Le président Pascal CLÉMENT : Les autorités boursières américaines ne vont-elles pas jouer de leur influence pour agir sur les normes comptables ?

M. Xavier de ROUX : Le marché de Wall Street, par sa capitalisation, représente deux fois celui de Londres et Francfort, qui lui-même représente deux fois l’ensemble formé par Euronext (Paris, Bruxelles, Anvers et Lisbonne).

M. André-Paul BAHUON : Les autorités boursières américaines disposent-elles d’une aussi grande puissance qu’elles veulent le faire croire ? Je n’en suis pas sûr. De nombreuses sociétés européennes pensent à se retirer de la cote à New York. Le fasb est en train de disparaître. L’iasb est d’obédience européenne, même si on préfèrerait que son comité soit composé de plus de membres continentaux. En Irlande, tête de pont de l’économie américaine en Europe, les autorités ont pris des mesures radicales de rapprochement avec les pratiques continentales. Il faut se servir de la présidence française de la ifac pour faire avancer nos positions.

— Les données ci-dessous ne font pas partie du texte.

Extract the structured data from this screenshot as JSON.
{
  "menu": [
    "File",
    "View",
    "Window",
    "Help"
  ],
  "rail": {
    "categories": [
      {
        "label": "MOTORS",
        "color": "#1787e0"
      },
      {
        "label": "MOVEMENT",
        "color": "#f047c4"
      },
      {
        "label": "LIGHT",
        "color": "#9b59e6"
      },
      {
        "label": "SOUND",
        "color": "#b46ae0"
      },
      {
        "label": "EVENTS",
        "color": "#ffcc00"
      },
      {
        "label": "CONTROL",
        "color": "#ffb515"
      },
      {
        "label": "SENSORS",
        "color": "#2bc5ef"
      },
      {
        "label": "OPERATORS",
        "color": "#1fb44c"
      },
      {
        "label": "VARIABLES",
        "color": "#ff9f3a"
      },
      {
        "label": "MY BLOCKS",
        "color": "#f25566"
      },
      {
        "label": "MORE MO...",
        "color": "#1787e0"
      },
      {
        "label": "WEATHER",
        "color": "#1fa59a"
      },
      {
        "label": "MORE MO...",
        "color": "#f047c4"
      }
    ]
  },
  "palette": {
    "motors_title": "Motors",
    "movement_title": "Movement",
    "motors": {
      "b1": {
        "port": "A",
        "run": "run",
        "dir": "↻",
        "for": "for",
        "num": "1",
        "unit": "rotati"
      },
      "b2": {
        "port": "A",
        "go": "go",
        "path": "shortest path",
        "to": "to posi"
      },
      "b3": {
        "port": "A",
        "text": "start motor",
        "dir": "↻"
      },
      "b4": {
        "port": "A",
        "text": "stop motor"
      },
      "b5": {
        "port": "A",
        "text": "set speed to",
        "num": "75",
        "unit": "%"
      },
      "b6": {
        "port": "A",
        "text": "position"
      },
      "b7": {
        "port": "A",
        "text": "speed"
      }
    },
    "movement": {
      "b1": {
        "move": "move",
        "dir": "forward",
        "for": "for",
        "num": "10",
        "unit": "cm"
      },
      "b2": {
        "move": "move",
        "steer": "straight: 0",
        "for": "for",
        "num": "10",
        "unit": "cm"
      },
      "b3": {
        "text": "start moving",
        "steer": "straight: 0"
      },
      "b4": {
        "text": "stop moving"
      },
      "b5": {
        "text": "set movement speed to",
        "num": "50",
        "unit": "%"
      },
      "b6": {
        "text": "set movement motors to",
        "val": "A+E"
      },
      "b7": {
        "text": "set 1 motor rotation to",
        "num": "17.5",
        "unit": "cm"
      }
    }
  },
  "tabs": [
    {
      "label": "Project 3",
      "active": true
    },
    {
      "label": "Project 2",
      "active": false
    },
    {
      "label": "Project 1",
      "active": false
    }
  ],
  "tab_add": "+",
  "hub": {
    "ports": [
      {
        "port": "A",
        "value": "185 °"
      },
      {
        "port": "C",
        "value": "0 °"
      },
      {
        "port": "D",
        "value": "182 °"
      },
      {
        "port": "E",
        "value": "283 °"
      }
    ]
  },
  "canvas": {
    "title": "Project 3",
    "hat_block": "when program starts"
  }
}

Une réflexion doit être menée dans les groupes sur l’action des minoritaires. Des conflits sont exacerbés par des actions de minoritaires, parfois à tort. Comment intégrer l’action des associations de minoritaires dans le vote des assemblées générales ? Certains éléments législatifs pourraient être prévus. En contrepartie, les actions des minoritaires devraient être transparentes. Je souhaiterai savoir qui se trouve parfois derrière les associations de minoritaires.

Par ailleurs, je souhaite évoquer les effets de la loi nre sur la gestion des groupes. On peut comprendre que, dans les sociétés faisant appel public à l’épargne, il y ait des règles qui permettent de ne pas voir un noyau dur permanent tenir les conseils d’administration. Mais, il faut s’interroger sur le problème de l’effet de cumul des mandats dans les sociétés consolidantes ou les groupes familiaux. Je ne suis pas sûr que le dispositif récemment adopté a tranché cette question. La législation restreint l’émergence de groupes familiaux. Compte tenu des contraintes réglementaires, en France, à de quelques rares exceptions, vous ne trouverez jamais un groupe familial capitalistique comme il en existe en Italie. Certains groupes familiaux se trouveront en marge de la loi d’ici la fin de l’exercice. Il existe 175 000 sa. Ce sont essentiellement des groupes familiaux, avec un actionnariat familial ou minoritaire, auxquels on tente d’appliquer des règles fortes de transparence qui valent pour les 2 000 sociétés faisant appel public à l’épargne. Or, il faut favoriser le développement de ces groupes familiaux et renforcer les pôles d’activité des petites et moyennes entreprises par ailleurs. Dire qu’on crée une entreprise à un euro constitue une « imbécillité incommensurable ». On pourrait concevoir plus utilement d’augmenter le capital social minimum des sa de 38 000 euros à de 150 000 euros.

Le président Pascal CLÉMENT : La banque est frileuse. Augmenter le capital social posera inévitablement problème.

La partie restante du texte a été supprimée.